A sample of the improved subgraph function:
import torch_geometric.utils as tg_utils
def subgraph(data, aug_ratio):
G = tg_utils.to_networkx(data)
node_num, _ = data.x.size()
_, edge_num = data.edge_index.size()
sub_num = int(node_num * (1-aug_ratio))
idx_sub = [np.random.randint(node_num, size=1)[0]]
idx_neigh = set([n for n in G.neighbors(idx_sub[-1])])
while len(idx_sub) <= sub_num:
if len(idx_neigh) == 0:
idx_unsub = list(set([n for n in range(node_num)]).difference(set(idx_sub)))
idx_neigh = set([np.random.choice(idx_unsub)])
sample_node = np.random.choice(list(idx_neigh))
idx_sub.append(sample_node)
idx_neigh = idx_neigh.union(set([n for n in G.neighbors(idx_sub[-1])])).difference(set(idx_sub))
idx_nondrop = idx_sub
idx_nondrop.sort()
edge_index, _ = tg_utils.subgraph(idx_nondrop, data.edge_index, relabel_nodes=True, num_nodes=node_num)
data.x = data.x[idx_nondrop]
data.edge_index = edge_index
data.__num_nodes__, _ = data.x.shape
return data
@yyou1996 Thanks for your kind and quick response!
BTW, another concern is, whether controling the scale of subgraph has a slight influence to the performance. In the original version of the released code, we have sub_num = int(node_num * aug_ratio)

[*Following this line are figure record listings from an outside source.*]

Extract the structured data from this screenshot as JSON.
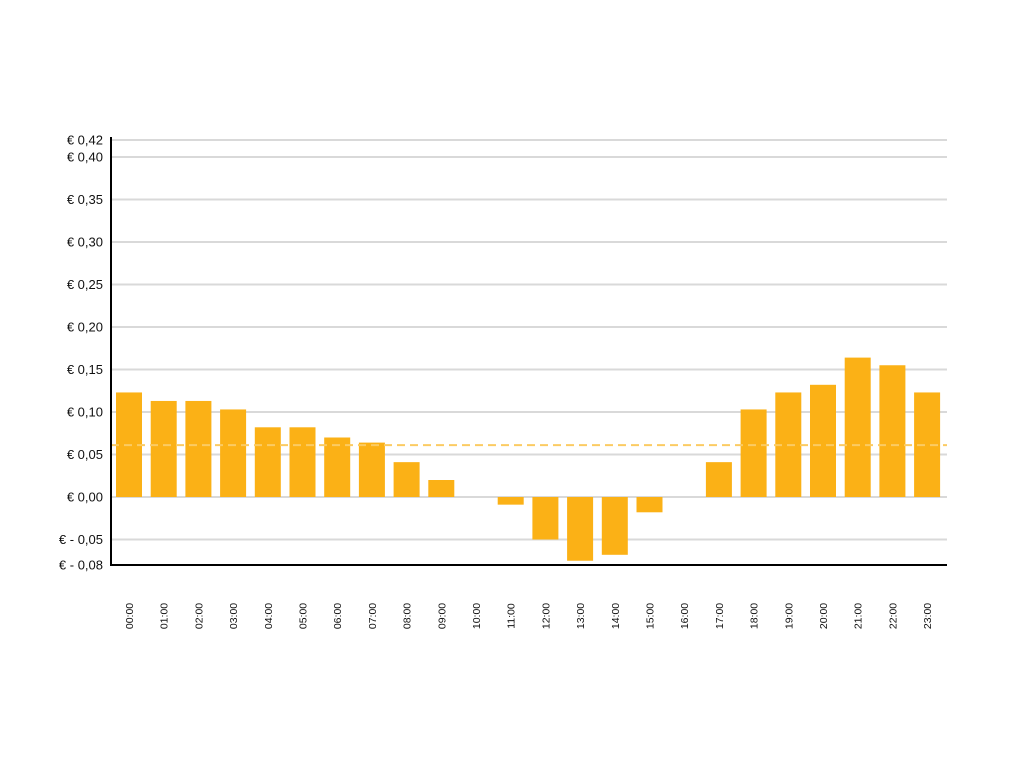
{
  "chart_data": {
    "type": "bar",
    "title": "",
    "xlabel": "",
    "ylabel": "",
    "categories": [
      "00:00",
      "01:00",
      "02:00",
      "03:00",
      "04:00",
      "05:00",
      "06:00",
      "07:00",
      "08:00",
      "09:00",
      "10:00",
      "11:00",
      "12:00",
      "13:00",
      "14:00",
      "15:00",
      "16:00",
      "17:00",
      "18:00",
      "19:00",
      "20:00",
      "21:00",
      "22:00",
      "23:00"
    ],
    "values": [
      0.123,
      0.113,
      0.113,
      0.103,
      0.082,
      0.082,
      0.07,
      0.064,
      0.041,
      0.02,
      0.0,
      -0.009,
      -0.05,
      -0.075,
      -0.068,
      -0.018,
      0.0,
      0.041,
      0.103,
      0.123,
      0.132,
      0.164,
      0.155,
      0.123
    ],
    "ylim": [
      -0.08,
      0.42
    ],
    "yticks": [
      -0.08,
      -0.05,
      0.0,
      0.05,
      0.1,
      0.15,
      0.2,
      0.25,
      0.3,
      0.35,
      0.4,
      0.42
    ],
    "ytick_labels": [
      "€ - 0,08",
      "€ - 0,05",
      "€ 0,00",
      "€ 0,05",
      "€ 0,10",
      "€ 0,15",
      "€ 0,20",
      "€ 0,25",
      "€ 0,30",
      "€ 0,35",
      "€ 0,40",
      "€ 0,42"
    ],
    "reference_line": {
      "value": 0.061,
      "style": "dashed"
    },
    "grid": true,
    "colors": {
      "bar": "#FBB116",
      "reference_line": "#FBCB63",
      "grid": "#D9D9D9",
      "axis": "#000000"
    }
  }
}
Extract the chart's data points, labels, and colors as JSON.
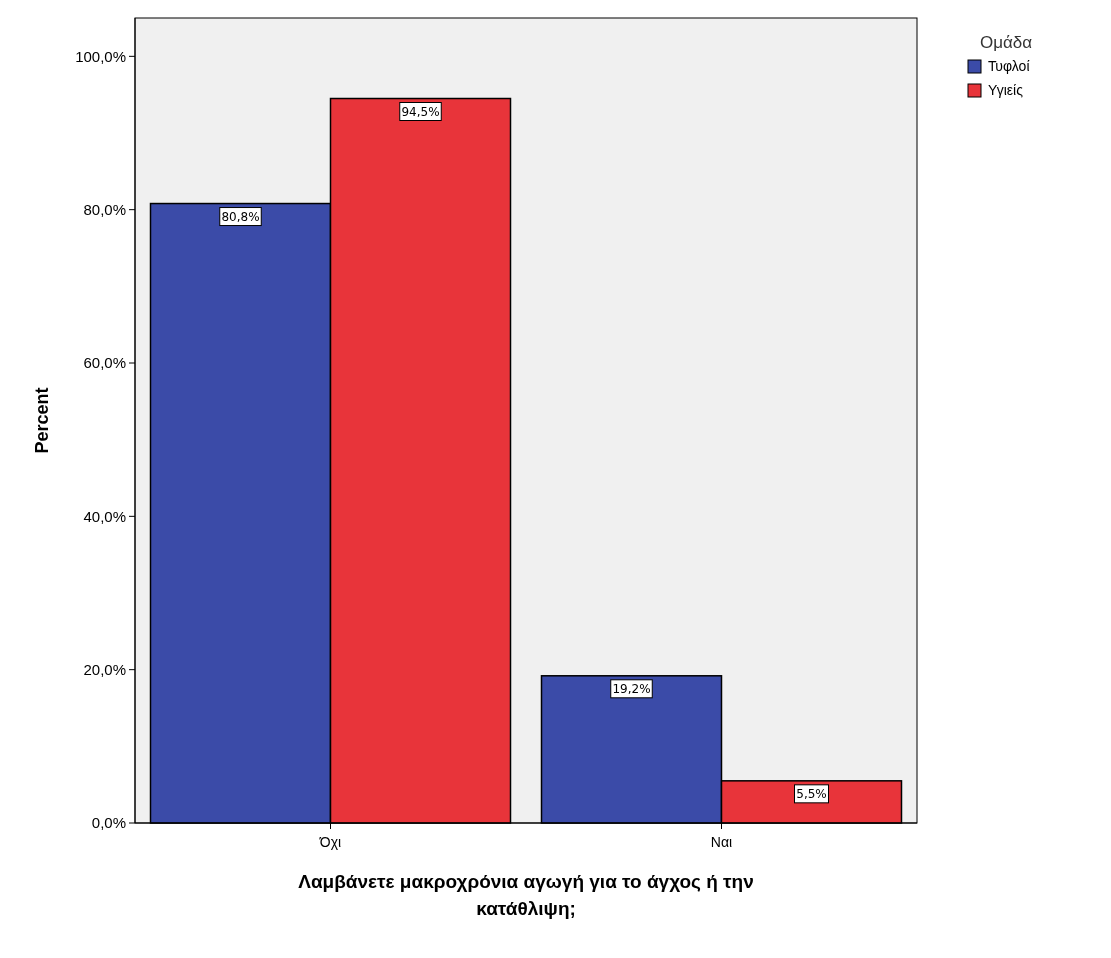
{
  "chart_data": {
    "type": "bar",
    "xlabel": "Λαμβάνετε μακροχρόνια αγωγή για το άγχος ή την κατάθλιψη;",
    "ylabel": "Percent",
    "legend_title": "Ομάδα",
    "categories": [
      "Όχι",
      "Ναι"
    ],
    "series": [
      {
        "name": "Τυφλοί",
        "color": "#3b4ba8",
        "values": [
          80.8,
          19.2
        ],
        "value_labels": [
          "80,8%",
          "19,2%"
        ]
      },
      {
        "name": "Υγιείς",
        "color": "#e8343a",
        "values": [
          94.5,
          5.5
        ],
        "value_labels": [
          "94,5%",
          "5,5%"
        ]
      }
    ],
    "ylim": [
      0,
      105
    ],
    "yticks": [
      {
        "value": 0,
        "label": "0,0%"
      },
      {
        "value": 20,
        "label": "20,0%"
      },
      {
        "value": 40,
        "label": "40,0%"
      },
      {
        "value": 60,
        "label": "60,0%"
      },
      {
        "value": 80,
        "label": "80,0%"
      },
      {
        "value": 100,
        "label": "100,0%"
      }
    ],
    "grid": false,
    "legend": "top right"
  }
}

(which is more similar to the original one-hop InfoGraph), while in the sample code just pasted, we have sub_num = int(node_num * (1-aug_ratio))
instead.
GraphCL/transferLearning_MoleculeNet_PPI/bio/loader.py
Lines 288 to 292 in 7eefcc3
According to my limited observation, I dont feel it affects too much on performance, compared with the augmentation type. Of course, we did not do explicit ablation on the augmentation strength. I feel type of aug represents more of the prior, rather than strength. Also, I am happy to hear some other opinions.
Thanks, it's clear and makes sense. Feel free to close this issue. Thank you again.